Hello! This is my first day after a few months (maybe a year) of not being on here. *waves* I need advice.
Ok so there’s this guy (so cliché, right?) and we both really like each other.
There’s only one problem. My dad. The guy is black, and I’m white. Dad (not a Christian) would not approve. I am over 18 years old, but still live at home. Dad is very difficult, and has a bad temper. I’m scared that he would kick me out of the house and/or yell at me saying that he doesn’t approve. (That might be a worse case scenario, but I guess it’s a possibility), One of the ten commandments says to honor your mother and father. But does that apply to this? I mean does that commandment refer to literally everything, because if not, we all break it all the time, even adults.

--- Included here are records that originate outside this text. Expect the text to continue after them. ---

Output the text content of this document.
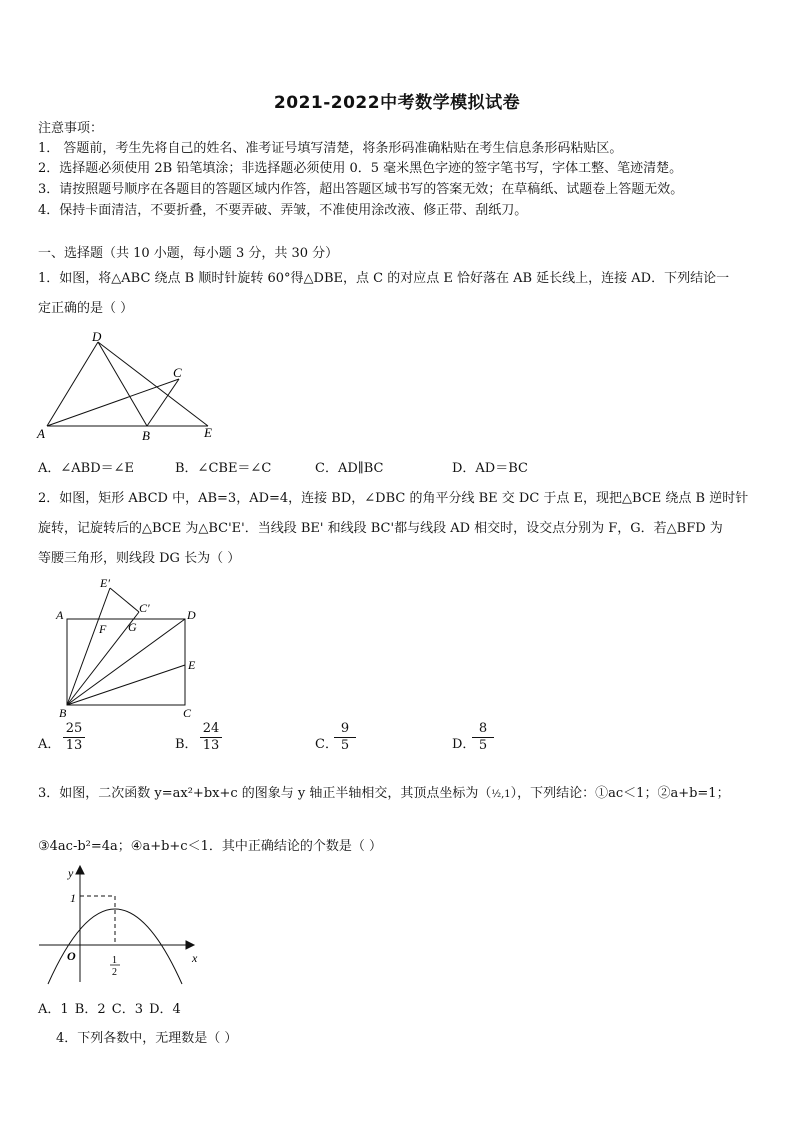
2021-2022中考数学模拟试卷
注意事项：
1． 答题前，考生先将自己的姓名、准考证号填写清楚，将条形码准确粘贴在考生信息条形码粘贴区。
2．选择题必须使用 2B 铅笔填涂；非选择题必须使用 0．5 毫米黑色字迹的签字笔书写，字体工整、笔迹清楚。
3．请按照题号顺序在各题目的答题区域内作答，超出答题区域书写的答案无效；在草稿纸、试题卷上答题无效。
4．保持卡面清洁，不要折叠，不要弄破、弄皱，不准使用涂改液、修正带、刮纸刀。
一、选择题（共 10 小题，每小题 3 分，共 30 分）
1．如图，将△ABC 绕点 B 顺时针旋转 60°得△DBE，点 C 的对应点 E 恰好落在 AB 延长线上，连接 AD．下列结论一
定正确的是（ ）
D
C
A	B	E
A．∠ABD＝∠E	B．∠CBE＝∠C	C．AD∥BC	D．AD＝BC
2．如图，矩形 ABCD 中，AB=3，AD=4，连接 BD，∠DBC 的角平分线 BE 交 DC 于点 E，现把△BCE 绕点 B 逆时针
旋转，记旋转后的△BCE 为△BC'E'．当线段 BE' 和线段 BC'都与线段 AD 相交时，设交点分别为 F，G．若△BFD 为
等腰三角形，则线段 DG 长为（ ）
E′
C′
A	D
F G
E
B	C
A． $\frac{25}{13}$	B． $\frac{24}{13}$	C．
$\frac{9}{5}$	D．
$\frac{8}{5}$
3．如图，二次函数 y=ax²+bx+c 的图象与 y 轴正半轴相交，其顶点坐标为（½,1），下列结论：①ac＜1；②a+b=1；
③4ac-b²=4a；④a+b+c＜1．其中正确结论的个数是（ ）
y
x
O
1
1
2
A．1 B．2 C．3 D．4
4．下列各数中，无理数是（ ）
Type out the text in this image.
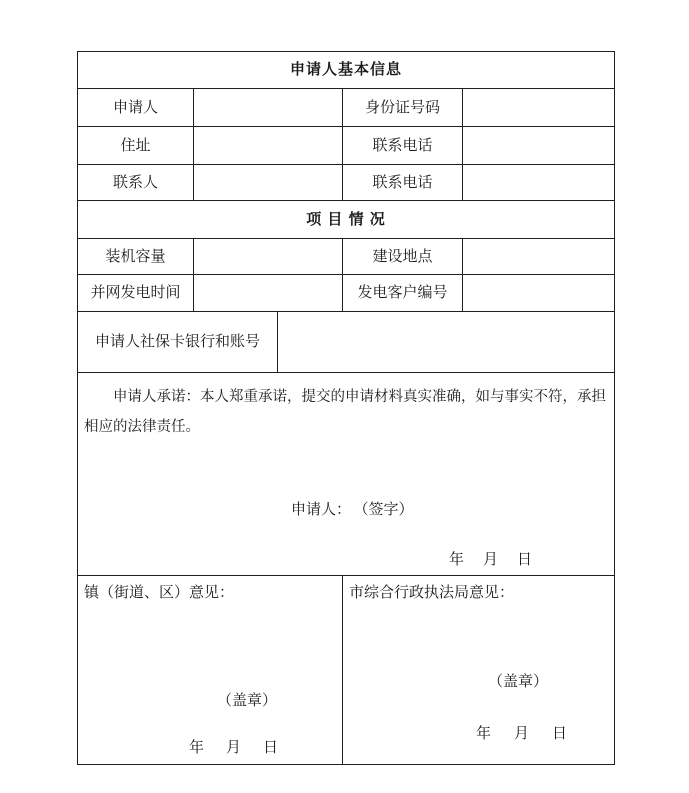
申请人基本信息
申请人	身份证号码
住址	联系电话
联系人	联系电话
项 目 情 况
装机容量	建设地点
并网发电时间	发电客户编号
申请人社保卡银行和账号

申请人承诺：本人郑重承诺，提交的申请材料真实准确，如与事实不符，承担相应的法律责任。

申请人： （签字）
年 月 日
镇（街道、区）意见：
（盖章）
年 月 日
市综合行政执法局意见：
（盖章）
年 月 日
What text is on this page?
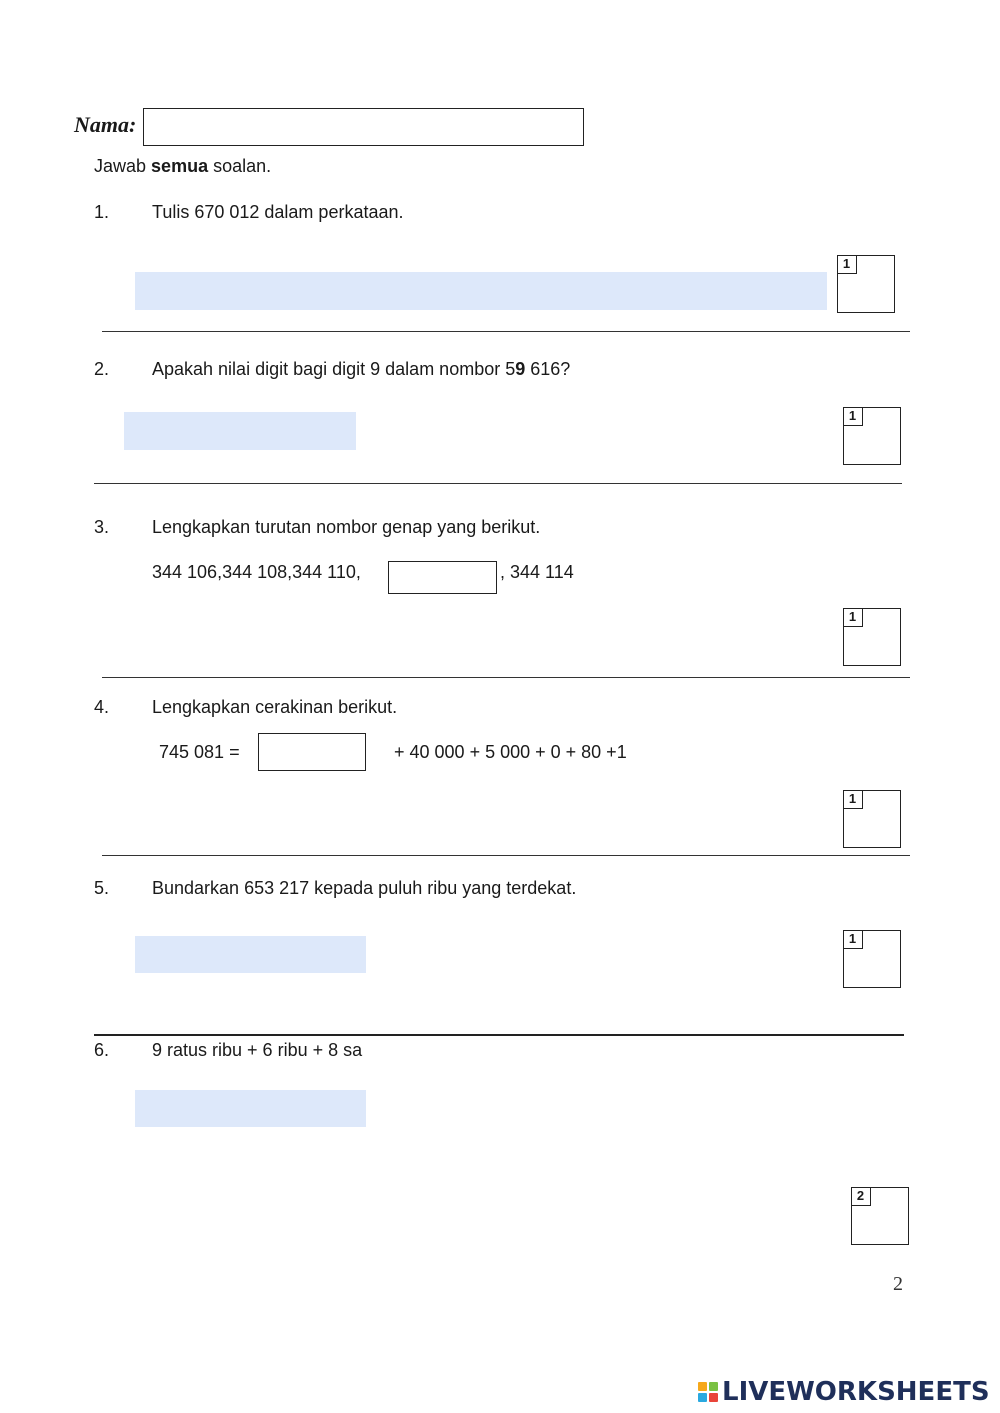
Nama:
Jawab semua soalan.
1. Tulis 670 012 dalam perkataan.
1
2. Apakah nilai digit bagi digit 9 dalam nombor 59 616?
1
3. Lengkapkan turutan nombor genap yang berikut.
344 106,344 108,344 110,	, 344 114
1
4. Lengkapkan cerakinan berikut.
745 081 =	+ 40 000 + 5 000 + 0 + 80 +1
1
5. Bundarkan 653 217 kepada puluh ribu yang terdekat.
1
6. 9 ratus ribu + 6 ribu + 8 sa
2
2
LIVEWORKSHEETS
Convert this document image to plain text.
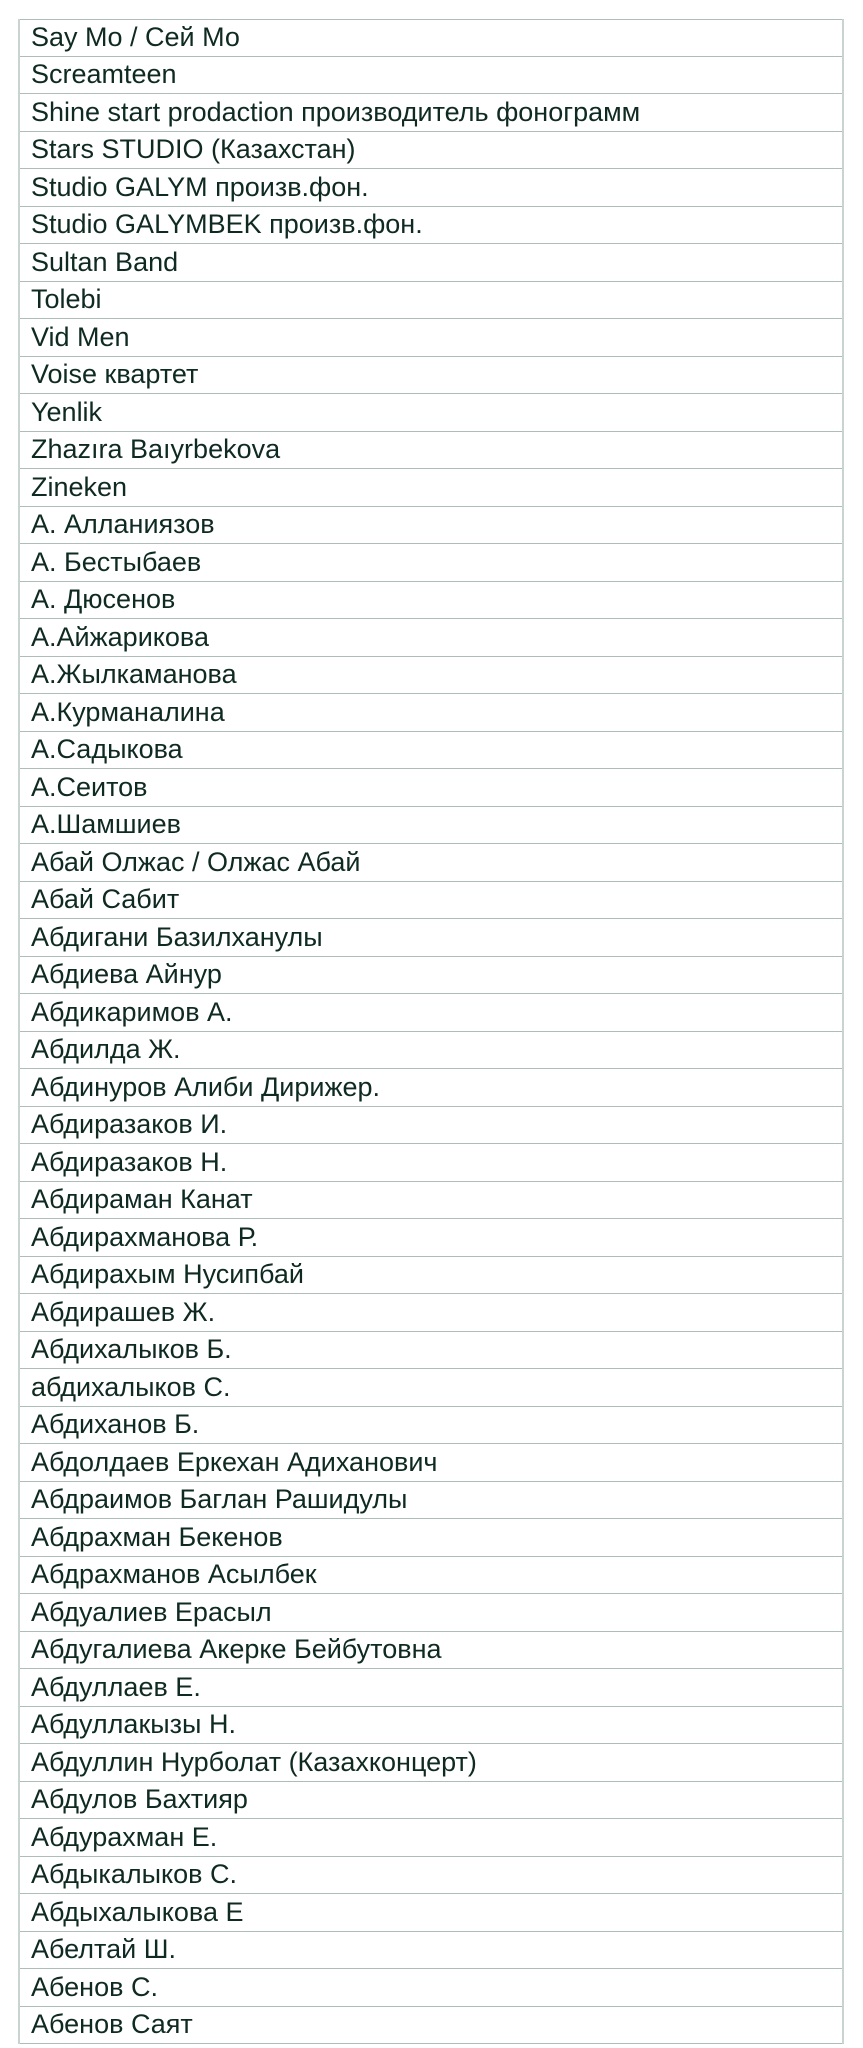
Say Mo / Сей Мо
Screamteen
Shine start prodaction производитель фонограмм
Stars STUDIO (Казахстан)
Studio GALYM произв.фон.
Studio GALYMBEK произв.фон.
Sultan Band
Tolebi
Vid Men
Voise квартет
Yenlik
Zhazıra Baıyrbekova
Zineken
А. Алланиязов
А. Бестыбаев
А. Дюсенов
А.Айжарикова
А.Жылкаманова
А.Курманалина
А.Садыкова
А.Сеитов
А.Шамшиев
Абай Олжас / Олжас Абай
Абай Сабит
Абдигани Базилханулы
Абдиева Айнур
Абдикаримов А.
Абдилда Ж.
Абдинуров Алиби Дирижер.
Абдиразаков И.
Абдиразаков Н.
Абдираман Канат
Абдирахманова Р.
Абдирахым Нусипбай
Абдирашев Ж.
Абдихалыков Б.
абдихалыков С.
Абдиханов Б.
Абдолдаев Еркехан Адиханович
Абдраимов Баглан Рашидулы
Абдрахман Бекенов
Абдрахманов Асылбек
Абдуалиев Ерасыл
Абдугалиева Акерке Бейбутовна
Абдуллаев Е.
Абдуллакызы Н.
Абдуллин Нурболат (Казахконцерт)
Абдулов Бахтияр
Абдурахман Е.
Абдыкалыков С.
Абдыхалыкова Е
Абелтай Ш.
Абенов С.
Абенов Саят
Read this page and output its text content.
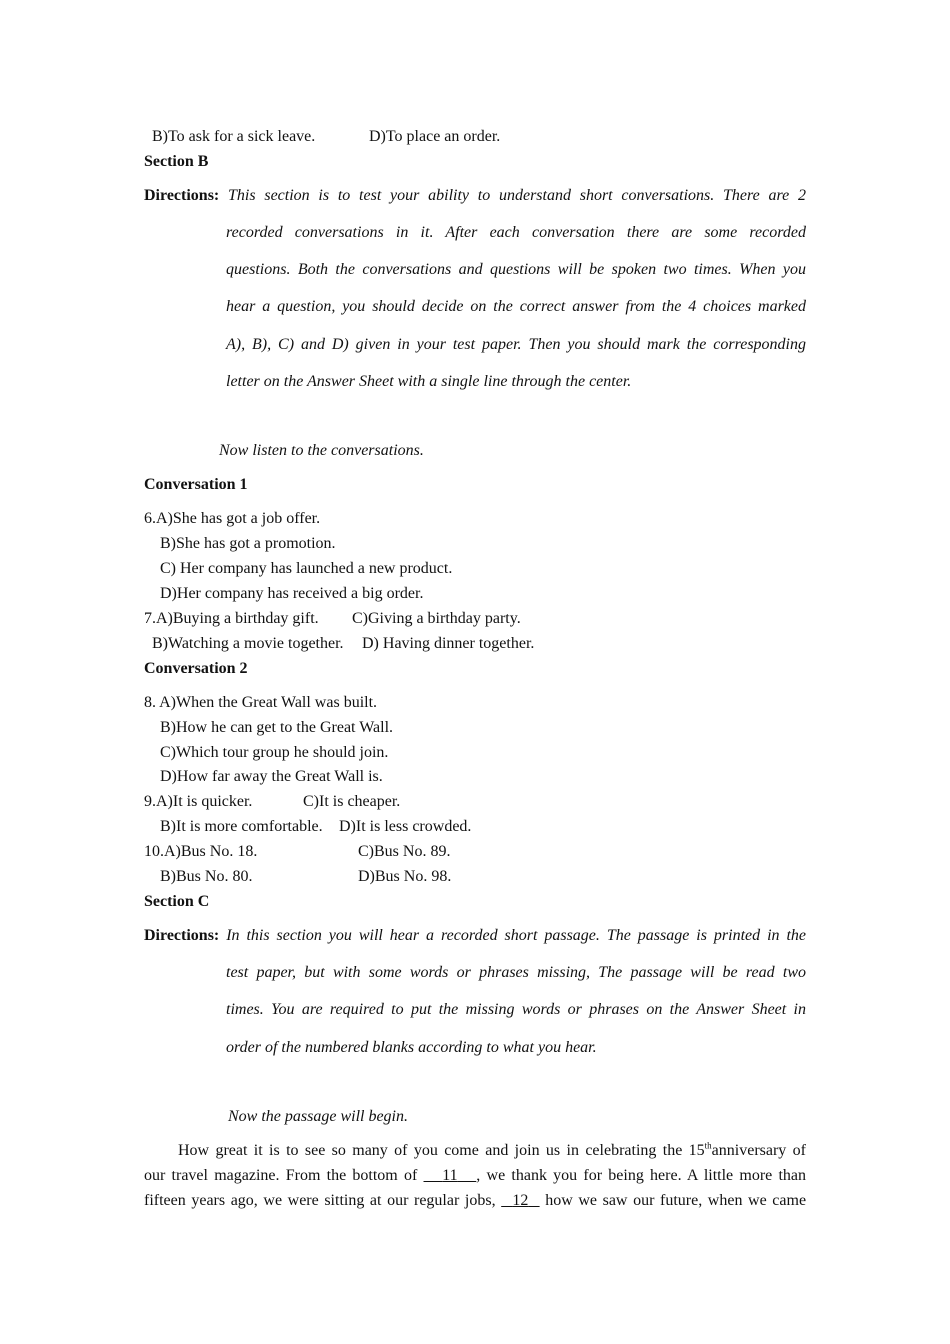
B)To ask for a sick leave.	D)To place an order.
Section B
Directions: This section is to test your ability to understand short conversations. There are 2
recorded conversations in it. After each conversation there are some recorded
questions. Both the conversations and questions will be spoken two times. When you
hear a question, you should decide on the correct answer from the 4 choices marked
A), B), C) and D) given in your test paper. Then you should mark the corresponding
letter on the Answer Sheet with a single line through the center.
Now listen to the conversations.
Conversation 1
6.A)She has got a job offer.
B)She has got a promotion.
C) Her company has launched a new product.
D)Her company has received a big order.
7.A)Buying a birthday gift. C)Giving a birthday party.
B)Watching a movie together. D) Having dinner together.
Conversation 2
8. A)When the Great Wall was built.
B)How he can get to the Great Wall.
C)Which tour group he should join.
D)How far away the Great Wall is.
9.A)It is quicker.	C)It is cheaper.
B)It is more comfortable. D)It is less crowded.
10.A)Bus No. 18.	C)Bus No. 89.
B)Bus No. 80.	D)Bus No. 98.
Section C
Directions: In this section you will hear a recorded short passage. The passage is printed in the
test paper, but with some words or phrases missing, The passage will be read two
times. You are required to put the missing words or phrases on the Answer Sheet in
order of the numbered blanks according to what you hear.
Now the passage will begin.
How great it is to see so many of you come and join us in celebrating the 15thanniversary of
our travel magazine. From the bottom of 11 , we thank you for being here. A little more than
fifteen years ago, we were sitting at our regular jobs, 12 how we saw our future, when we came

Now the guy has no idea that the reason we aren’t together is because of dad. So I really don’t know what to do at this point. Unfortunately I messed up, and we have already kissed on the lips, so I am confused and don’t know what to do. This guy is Christian like me, and has a beautiful soul. He would never do anything to hurt me or anything. (I have known him for almost a year), So basically the only thing separating us is the fact that he is black and I’m white. 🙁 Advice?
|January 17, 2015 at 14:02|
|January 18, 2015 at 06:12|
Honoring your father and mother doesn’t always mean obeying them, especially when you are an adult. It means respecting them. You can respect someone and disagree with them.
|January 18, 2015 at 09:21|
You said that your dad “would not approve”, which means that you haven’t told him yet and he doesn’t know about this guy, so how can you be sure that he won’t approve? Get your dad to sit down and have a conversation with you and tell him about this guy and how great he is and ask him to at least give him a chance. You never really know what his reaction will be with this sort of thing, because some parents will be more accepting than others, but some are more selective and not always in a good way. If your dad doesn’t approve after meeting him, than you have to make the decision of whether you want to date regardless of your dad’s opinion, or not. While I don’t see anything wrong with you having a relationship with this guy, you have to remember that if you do decide to go out with him anyway, you could be risking your relationship with your father for another relationship. You are completely free to date who you chose, but that may have consequences in the long run. Just make sure that a relationship with this guy is really going to be worth it.
|January 19, 2015 at 06:07|
thank you for your advice 🙂
|January 19, 2015 at 13:18|
If your dad cant accept him than who cares,my mom is black and my dad is white both sides of my family are racist,and my mom married my dad despite what her family would think her.